UI Finance and Operations Office oversees UIHC construction projects after Modern Piping legal dispute

The office now oversees UI Hospitals & Clinics construction projects after the Modern Piping dispute over Children’s Hospital work.


Katina Zentz

The UI Stead Family Children’s Hospital is seen in September 2018.

Marissa Payne, Editor-in-Chief

Following the University of Iowa’s costly years long legal battle with construction firm Modern Piping over two major construction disputes, the Finance and Operations Office will now oversee all UI Hospitals and Clinics building projects.

The change comes after an appellate court earlier this year affirmed a district court’s order that the UI pay a $21.5 million arbitration award to Cedar Rapids-based contractor Modern Piping for its work on the UI Stead Family Children’s Hospital and Hancher Auditorium projects. As of May, the UI paid the full court-ordered sum after contending that problems such as delays and design changes plagued the projects.

After addressing the disputes that arose from the Children’s Hospital project, UI Senior Vice President for Finance and Operations Rod Lehnertz said Tuesday in an interview with The Daily Iowan, the UI determined a best path forward would be to have Facilities Management involved in overseeing UIHC projects.

UIHC’s Capital Management group previously oversaw the enterprise’s construction projects, Lehnertz said. The Finance and Operations Office still works with Capital Management and hospital administration in planning and coordination.

“A hospital of more than 4 million square-feet of critical care, patient, and health-care needs is different than a university, and that specific expertise, knowledge, touch points related to health care remains important,” Lehnertz said.

RELATED: University of Iowa pays Modern Piping for Children’s Hospital dispute

The report on the UI Faculty Senate’s review of the Finance and Operations Office, completed earlier this year and released this semester, stated that those interviewed for the review of the office “note that the adverse media attention generated by the arbitration award has led many alumni and legislators to express concerns about whether the university is able to prudently manage construction projects and prevent waste.”

The committee reported it was pleased to learn of the adjustments to UIHC capital-project management to incorporate the expertise of Finance and Operations officials. However, the committee recommended the Finance and Operations Office and the President’s Office “consider clarifying the nature of the challenges that arose in the construction of the Children’s Hospital, how the university responded, and what lessons were learned — and changes made — to ensure that a similar situation does not happen again.”

In response to the concerns about the UI’s responsible fiscal management of construction projects, Lehnertz said, “One can argue it’s one of or part of the reason that we did the consolidation.
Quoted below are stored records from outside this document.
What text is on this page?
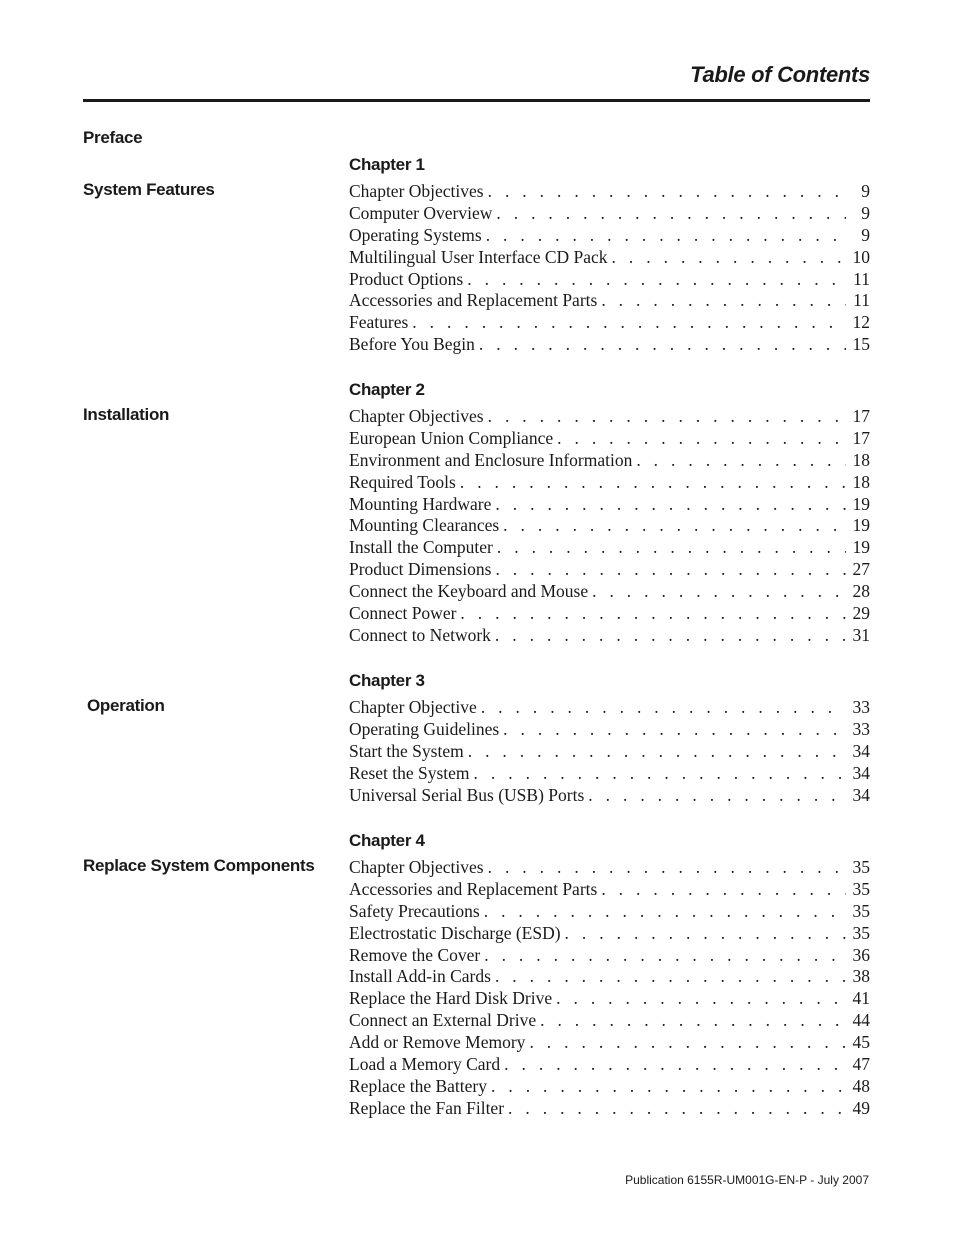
Table of Contents
Preface
Chapter 1
System Features	Chapter Objectives . . .	9
Computer Overview . . .	9
Operating Systems . . .	9
Multilingual User Interface CD Pack . . .	10
Product Options . . .	11
Accessories and Replacement Parts . . .	11
Features . . .	12
Before You Begin . . .	15
Chapter 2
Installation	Chapter Objectives . . .	17
European Union Compliance . . .	17
Environment and Enclosure Information . . .	18
Required Tools . . .	18
Mounting Hardware . . .	19
Mounting Clearances . . .	19
Install the Computer . . .	19
Product Dimensions . . .	27
Connect the Keyboard and Mouse . . .	28
Connect Power . . .	29
Connect to Network . . .	31
Chapter 3
Operation	Chapter Objective . . .	33
Operating Guidelines . . .	33
Start the System . . .	34
Reset the System . . .	34
Universal Serial Bus (USB) Ports . . .	34
Chapter 4
Replace System Components Chapter Objectives . . .	35
Accessories and Replacement Parts . . .	35
Safety Precautions . . .	35
Electrostatic Discharge (ESD) . . .	35
Remove the Cover . . .	36
Install Add-in Cards . . .	38
Replace the Hard Disk Drive . . .	41
Connect an External Drive . . .	44
Add or Remove Memory . . .	45
Load a Memory Card . . .	47
Replace the Battery . . .	48
Replace the Fan Filter . . .	49
Publication 6155R-UM001G-EN-P - July 2007
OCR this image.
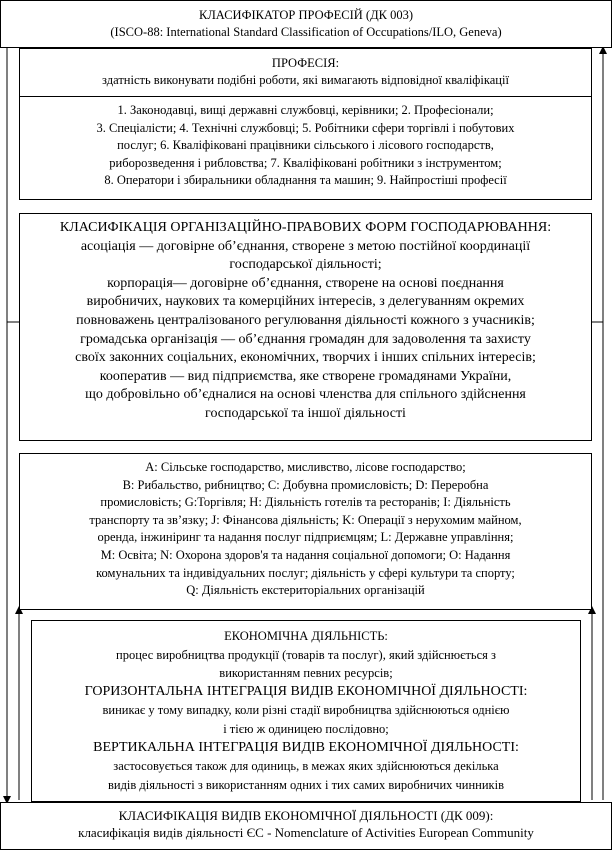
КЛАСИФІКАТОР ПРОФЕСІЙ (ДК 003)
(ISCO-88: International Standard Classification of Occupations/ILO, Geneva)
ПРОФЕСІЯ:
здатність виконувати подібні роботи, які вимагають відповідної кваліфікації
1. Законодавці, вищі державні службовці, керівники; 2. Професіонали;
3. Спеціалісти; 4. Технічні службовці; 5. Робітники сфери торгівлі і побутових
послуг; 6. Кваліфіковані працівники сільського і лісового господарств,
риборозведення і рибловства; 7. Кваліфіковані робітники з інструментом;
8. Оператори і збиральники обладнання та машин; 9. Найпростіші професії
КЛАСИФІКАЦІЯ ОРГАНІЗАЦІЙНО-ПРАВОВИХ ФОРМ ГОСПОДАРЮВАННЯ:
асоціація — договірне об’єднання, створене з метою постійної координації
господарської діяльності;
корпорація— договірне об’єднання, створене на основі поєднання
виробничих, наукових та комерційних інтересів, з делегуванням окремих
повноважень централізованого регулювання діяльності кожного з учасників;
громадська організація — об’єднання громадян для задоволення та захисту
своїх законних соціальних, економічних, творчих і інших спільних інтересів;
кооператив — вид підприємства, яке створене громадянами України,
що добровільно об’єдналися на основі членства для спільного здійснення
господарської та іншої діяльності
A: Сільське господарство, мисливство, лісове господарство;
B: Рибальство, рибництво; C: Добувна промисловість; D: Переробна
промисловість; G:Торгівля; H: Діяльність готелів та ресторанів; I: Діяльність
транспорту та зв’язку; J: Фінансова діяльність; K: Операції з нерухомим майном,
оренда, інжиніринг та надання послуг підприємцям; L: Державне управління;
M: Освіта; N: Охорона здоров'я та надання соціальної допомоги; O: Надання
комунальних та індивідуальних послуг; діяльність у сфері культури та спорту;
Q: Діяльність екстериторіальних організацій
ЕКОНОМІЧНА ДІЯЛЬНІСТЬ:
процес виробництва продукції (товарів та послуг), який здійснюється з
використанням певних ресурсів;
ГОРИЗОНТАЛЬНА ІНТЕГРАЦІЯ ВИДІВ ЕКОНОМІЧНОЇ ДІЯЛЬНОСТІ:
виникає у тому випадку, коли різні стадії виробництва здійснюються однією
і тією ж одиницею послідовно;
ВЕРТИКАЛЬНА ІНТЕГРАЦІЯ ВИДІВ ЕКОНОМІЧНОЇ ДІЯЛЬНОСТІ:
застосовується також для одиниць, в межах яких здійснюються декілька
видів діяльності з використанням одних і тих самих виробничих чинників
КЛАСИФІКАЦІЯ ВИДІВ ЕКОНОМІЧНОЇ ДІЯЛЬНОСТІ (ДК 009):
класифікація видів діяльності ЄС - Nomenclature of Activities European Community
The vast majority of projects on the main campus have been in are delivered both on time and at or under budget.”

RELATED: UI considers using third party to create final Children’s Hospital construction records

That was evident in the UI’s handling of recovery efforts after the June 2008 flood, Lehnertz said. During the post-flood period, he said more than $1 billion in construction work was underway on the campus in a community of less than 100,000 people.

“Save the Children’s Hospital, the other projects were all delivered on time and within the budget despite not just the busiest construction workload in the history of the campus, but also all of them starting in the … winter of 2014, which was the coldest winter on record and forcing weeks not days of contractor work delays due to the weather,” he said.

Lehnertz said he recognizes the review committee’s curiosity about the Children’s Hospital project and added that his office has learned from the project’s resulting challenges.

“There’s an example of a refinement that has us looking forward to a consolidated, one University of Iowa approach to delivering projects which has and will increase consistency, reliable delivery of the projects, and shared successes and shared lessons from those projects,” he said.